Notizia »
Le vendemmie di altri tempi - di Elio Gioanola

Nelle vigne di San Lorenzo salendo dalla valle di San Cristoforo
Lo zio, o barba, Salvino era nato nel 1893 ed è morto centenario nel 1993, quando io avevo la metà dei suoi anni.
Potei dunque vivere con lui molte delle vendemmie nelle vigne di San Lorenzo, raggiungibile dai carri tirati dai buoi salendo dalla carrareccia che dalla valle di San Cristoforo portava alla sua proprietà, o scendendo dalla stessa strada in senso inverso, a partire dalla sassonia che portava a Lu.
Le prime di quelle vendemmie cominciarono per me quando avevo sette o otto anni e c’era ancora la guerra, con i partigiani che si nascondevano in mezzo ai filarti, allora fittissimi e pieni di nascondigli, per sfuggire alle retate dei tedeschi.
Alla raccolta delle uve partecipava tutto il parentado, sotto la regia dell’imperativa nonna, con generi e nuore, coi nipoti maschi e femmine che stavano crescendo.
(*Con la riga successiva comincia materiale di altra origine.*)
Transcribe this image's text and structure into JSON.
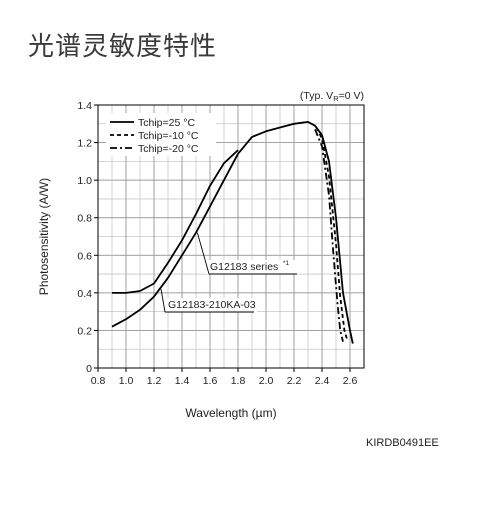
{
  "page": {
    "title": "光谱灵敏度特性",
    "figure_code": "KIRDB0491EE"
  },
  "chart_data": {
    "type": "line",
    "title": "",
    "condition": "(Typ. V",
    "condition_sub": "R",
    "condition_tail": "=0 V)",
    "xlabel": "Wavelength (µm)",
    "ylabel": "Photosensitivity (A/W)",
    "xlim": [
      0.8,
      2.7
    ],
    "ylim": [
      0,
      1.4
    ],
    "xticks": [
      0.8,
      1.0,
      1.2,
      1.4,
      1.6,
      1.8,
      2.0,
      2.2,
      2.4,
      2.6
    ],
    "xtick_labels": [
      "0.8",
      "1.0",
      "1.2",
      "1.4",
      "1.6",
      "1.8",
      "2.0",
      "2.2",
      "2.4",
      "2.6"
    ],
    "yticks": [
      0,
      0.2,
      0.4,
      0.6,
      0.8,
      1.0,
      1.2,
      1.4
    ],
    "ytick_labels": [
      "0",
      "0.2",
      "0.4",
      "0.6",
      "0.8",
      "1.0",
      "1.2",
      "1.4"
    ],
    "grid": true,
    "grid_minor_step": 0.1,
    "legend_position": "top-left",
    "series": [
      {
        "name": "Tchip=25 °C",
        "style": "solid",
        "color": "#000000",
        "x": [
          0.9,
          1.0,
          1.1,
          1.2,
          1.3,
          1.4,
          1.5,
          1.6,
          1.7,
          1.8,
          1.9,
          2.0,
          2.1,
          2.2,
          2.3,
          2.35,
          2.4,
          2.45,
          2.5,
          2.55,
          2.6,
          2.62
        ],
        "y": [
          0.22,
          0.26,
          0.31,
          0.38,
          0.48,
          0.6,
          0.72,
          0.86,
          1.0,
          1.14,
          1.23,
          1.26,
          1.28,
          1.3,
          1.31,
          1.29,
          1.24,
          1.1,
          0.8,
          0.4,
          0.2,
          0.13
        ]
      },
      {
        "name": "Tchip=-10 °C",
        "style": "dashed",
        "color": "#000000",
        "x": [
          2.36,
          2.4,
          2.45,
          2.5,
          2.53,
          2.56,
          2.58
        ],
        "y": [
          1.28,
          1.22,
          1.02,
          0.66,
          0.38,
          0.2,
          0.15
        ]
      },
      {
        "name": "Tchip=-20 °C",
        "style": "dashdot",
        "color": "#000000",
        "x": [
          2.35,
          2.4,
          2.45,
          2.48,
          2.51,
          2.53,
          2.55
        ],
        "y": [
          1.27,
          1.18,
          0.92,
          0.62,
          0.35,
          0.2,
          0.14
        ]
      },
      {
        "name": "G12183 series",
        "style": "solid",
        "color": "#000000",
        "x": [
          0.9,
          1.0,
          1.1,
          1.2,
          1.3,
          1.4,
          1.5,
          1.6,
          1.7,
          1.8
        ],
        "y": [
          0.4,
          0.4,
          0.41,
          0.45,
          0.56,
          0.68,
          0.82,
          0.97,
          1.09,
          1.16
        ]
      }
    ],
    "annotations": [
      {
        "text": "G12183 series",
        "superscript": "*1",
        "target_x": 1.51,
        "target_y": 0.72
      },
      {
        "text": "G12183-210KA-03",
        "target_x": 1.25,
        "target_y": 0.42
      }
    ]
  }
}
Gli zii erano uomini nel pieno dell’età matura e portavano la brenta, dove le uve erano versate soprattutto dalle donne, mentre ragazzi e ragazze un po’ raccoglievano e un po’ si rincorrevano tra i filari giocando a nascondersi.
A mezzogiorno il Salvino suonava la campanella che stava sul boccalare del pozzo, tirava su le bottiglie dei vino che erano state al fresco e un secchio d’acqua che sapeva d’erba menta, e a quel suono tutti si raccoglievano sulla cavedagna che attraversava tutte le viti e si disponevano al pranzo.
Perché anche quegli ultimi tempi grami della guerra non mancava mai la roba da mangiare, i contadini tiravano fuori dai loro posti segreti la farina bianca, scomparsa per tutta la gente costretta a vivere con la tessera, i salami fatti in casa col maiale ammazzato di nascosto e le formaggette ancora grondanti di siero.
Non mancava certo la frutta, ma tutti erano pieni dell’uva luglienga e dell’aleatico mangiato durante la raccolta per gustarla; allora le pesche da vigna e le pere della coscia volavano tra i presenti al pranzetto, tutti allietati, grandi e piccoli dalla rara occasione di una mangiata davvero extra.
Ricordo specialmente le forchette, chiamiamole così, fabbricate sul posto da uno degli zii con le canne tagliate in modo adeguato, con i loro rebbi ben tagliati e la comoda impugnatura. In quei primi tempi era un peccato che non si potesse cantare, per non dare punti di riferimento pericolosi, ma finita la guerra era lo zio Manuele a intonare da par suo tutto un repertorio di canzoni prima proibite, che cominciava per lui socialista con Bandiera rossa.
Non è che tutti fossero pronti a seguirlo nell’occasione, ma allora era scoppiata la pace e nessuno si sarebbe permesso, nemmeno i parenti più cattolici, di fare qualche osservazione sgarbata. C’erano nel parentado le cugine più grandi, allora nel pieno del loro fiore, che avevano già il moroso e pensavano al matrimonio vicino, per questo cantavano e ridevano contente a tutte le stupidaggini che volavano in giro.
Ma la gioia era di tutti, perché il mondo sembrava rivivere dopo il lungo inverno del fascismo e della guerra e, se le vendemmie di prima della loro fine erano state un po’ sacrificate, grande era la felicità generale di quelle successive.